According to him, two cases have been recorded, including the aid worker that died last Saturday at the University of Maiduguri Teaching Hospital (UMTH).In a statewide broadcast in Maiduguri, the governor had said: “Our index case, as confirmed by Nigeria Centre for Disease Control (NCDC), has brought to us a strong and dangerous warning.

“COVID-19 is real and has reached us in Borno State.”While announcing the two-week lockdown, he said: “In the exercise of the powers conferred on me, I have signed an executive order declaring COVID-19 as a dangerous disease.

“I am directing a total lockdown that will see to the cessation of all movements in Borno for an initial period of 14 days with effect from Wednesday, April 22, 2020 by 10.30p.m.”

Meanwhile, a forum of Non-Governmental Organisations (NGOs) has called on the government to include almajiri children in its response plan to prevent a possible outbreak among them.

In a position paper, the five NGOs under the auspices of Advocates for Dan Almajiri, lauded the palliative measures rolled out by various governments with support from the private sector, but decried the exclusion of almajiri children who were already exposed to poor health conditions and the probability of contacting the virus.

The NGOs include Plan International Nigeria, Street Child, Riplington Education Initiative (REI), Almajiri Child Rights Initiatives, and ActionAid Nigeria.

According to a 2014 report by the United Nations Children’s Fund (UNICEF), the almajiri constitute 9.5 million of the country’s children within the ages of three and 14.

The forum observed that “while it is laudable that government is investing resources to maintain law and order during the pandemic, there is no evidence of special attention to issues affecting children, especially the almajiri and other street kids, who are more vulnerable in periods of emergency.”

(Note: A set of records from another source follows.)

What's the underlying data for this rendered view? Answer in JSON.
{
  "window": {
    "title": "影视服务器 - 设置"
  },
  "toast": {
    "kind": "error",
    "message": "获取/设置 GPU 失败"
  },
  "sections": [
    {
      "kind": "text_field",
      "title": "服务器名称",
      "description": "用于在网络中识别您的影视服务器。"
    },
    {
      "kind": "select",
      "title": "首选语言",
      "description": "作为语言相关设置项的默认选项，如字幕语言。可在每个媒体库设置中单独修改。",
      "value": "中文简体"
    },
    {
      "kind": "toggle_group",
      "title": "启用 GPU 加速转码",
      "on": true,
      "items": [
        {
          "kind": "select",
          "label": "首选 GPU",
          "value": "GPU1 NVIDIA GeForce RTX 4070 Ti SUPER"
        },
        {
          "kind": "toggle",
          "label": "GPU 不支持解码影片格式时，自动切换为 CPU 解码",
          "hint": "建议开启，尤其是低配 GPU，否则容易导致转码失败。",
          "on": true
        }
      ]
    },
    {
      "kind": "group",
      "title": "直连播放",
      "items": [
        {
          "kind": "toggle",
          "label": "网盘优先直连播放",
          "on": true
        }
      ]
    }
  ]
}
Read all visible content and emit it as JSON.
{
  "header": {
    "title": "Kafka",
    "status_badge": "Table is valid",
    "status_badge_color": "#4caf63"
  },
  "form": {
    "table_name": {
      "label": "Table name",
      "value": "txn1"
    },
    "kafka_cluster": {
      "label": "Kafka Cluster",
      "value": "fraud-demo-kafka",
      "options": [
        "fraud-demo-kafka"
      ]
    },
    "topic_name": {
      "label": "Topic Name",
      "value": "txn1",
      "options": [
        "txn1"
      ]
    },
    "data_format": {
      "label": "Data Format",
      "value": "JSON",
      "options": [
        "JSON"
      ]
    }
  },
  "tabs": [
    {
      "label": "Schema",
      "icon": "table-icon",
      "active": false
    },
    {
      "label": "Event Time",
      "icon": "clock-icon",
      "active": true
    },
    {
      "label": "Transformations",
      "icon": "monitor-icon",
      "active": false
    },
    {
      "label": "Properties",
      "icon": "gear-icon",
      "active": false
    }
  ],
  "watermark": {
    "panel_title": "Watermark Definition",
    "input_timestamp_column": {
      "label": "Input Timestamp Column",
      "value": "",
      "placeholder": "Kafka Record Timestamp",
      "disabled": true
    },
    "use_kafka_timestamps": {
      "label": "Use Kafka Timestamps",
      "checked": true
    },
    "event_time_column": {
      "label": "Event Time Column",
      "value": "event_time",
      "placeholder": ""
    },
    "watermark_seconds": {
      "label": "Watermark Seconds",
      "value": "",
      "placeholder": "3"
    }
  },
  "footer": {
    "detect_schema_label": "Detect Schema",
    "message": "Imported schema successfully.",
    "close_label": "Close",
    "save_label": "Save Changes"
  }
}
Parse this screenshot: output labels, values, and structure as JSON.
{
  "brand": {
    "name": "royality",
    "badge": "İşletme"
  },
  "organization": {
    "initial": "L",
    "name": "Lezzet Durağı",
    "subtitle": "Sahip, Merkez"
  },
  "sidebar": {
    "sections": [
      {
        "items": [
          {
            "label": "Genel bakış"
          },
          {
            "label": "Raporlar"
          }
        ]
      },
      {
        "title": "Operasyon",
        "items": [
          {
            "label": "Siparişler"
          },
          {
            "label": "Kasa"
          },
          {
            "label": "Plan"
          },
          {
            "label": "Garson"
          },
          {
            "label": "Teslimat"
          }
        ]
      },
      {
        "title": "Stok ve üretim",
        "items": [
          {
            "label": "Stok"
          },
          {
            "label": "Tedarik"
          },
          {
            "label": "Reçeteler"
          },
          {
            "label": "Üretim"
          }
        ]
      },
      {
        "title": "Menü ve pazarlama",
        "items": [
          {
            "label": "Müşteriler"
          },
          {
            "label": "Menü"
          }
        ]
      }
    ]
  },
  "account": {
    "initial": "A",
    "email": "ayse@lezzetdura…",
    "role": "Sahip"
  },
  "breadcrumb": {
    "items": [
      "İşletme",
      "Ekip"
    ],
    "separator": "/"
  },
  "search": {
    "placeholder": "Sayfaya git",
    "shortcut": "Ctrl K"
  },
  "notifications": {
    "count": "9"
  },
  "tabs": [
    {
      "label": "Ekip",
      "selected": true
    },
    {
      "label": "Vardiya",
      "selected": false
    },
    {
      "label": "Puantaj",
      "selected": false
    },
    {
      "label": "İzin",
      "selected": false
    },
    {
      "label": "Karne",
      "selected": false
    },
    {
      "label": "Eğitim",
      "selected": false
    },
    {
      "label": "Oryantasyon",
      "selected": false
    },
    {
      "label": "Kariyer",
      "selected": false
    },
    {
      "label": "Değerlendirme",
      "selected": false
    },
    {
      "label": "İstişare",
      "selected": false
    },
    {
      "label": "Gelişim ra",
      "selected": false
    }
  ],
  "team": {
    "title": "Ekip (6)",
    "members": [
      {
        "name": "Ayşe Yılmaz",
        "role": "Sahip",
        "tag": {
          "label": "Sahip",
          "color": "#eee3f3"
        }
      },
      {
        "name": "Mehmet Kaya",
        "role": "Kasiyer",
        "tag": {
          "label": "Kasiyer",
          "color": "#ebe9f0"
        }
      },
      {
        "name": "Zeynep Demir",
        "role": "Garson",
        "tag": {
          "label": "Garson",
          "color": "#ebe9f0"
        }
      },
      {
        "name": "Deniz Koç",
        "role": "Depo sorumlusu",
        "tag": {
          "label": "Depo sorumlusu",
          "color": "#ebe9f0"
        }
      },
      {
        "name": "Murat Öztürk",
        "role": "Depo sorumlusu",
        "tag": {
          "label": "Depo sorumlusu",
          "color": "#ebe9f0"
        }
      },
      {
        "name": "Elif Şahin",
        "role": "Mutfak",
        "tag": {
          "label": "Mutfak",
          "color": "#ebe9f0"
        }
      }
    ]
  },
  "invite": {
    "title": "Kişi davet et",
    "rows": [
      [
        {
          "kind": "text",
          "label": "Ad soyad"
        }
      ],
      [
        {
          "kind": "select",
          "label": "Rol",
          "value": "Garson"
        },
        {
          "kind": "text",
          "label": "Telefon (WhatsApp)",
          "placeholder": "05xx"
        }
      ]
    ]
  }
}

It lamented that the almajiri children were far removed from all major sources of information on COVID-19 and the opportunity of parental guidance on the messages and guidelines.

The coalition called for the expansion of the social register to include the almajiri children.The other recommendations by the forum include provision of temporary shelter and proper safety and protection of the children in transit, in line with child protection and safeguarding principles as contained in the Convention on the Rights of Children, African Charter on the Rights and Welfare of the Child and other conventions that the country signed.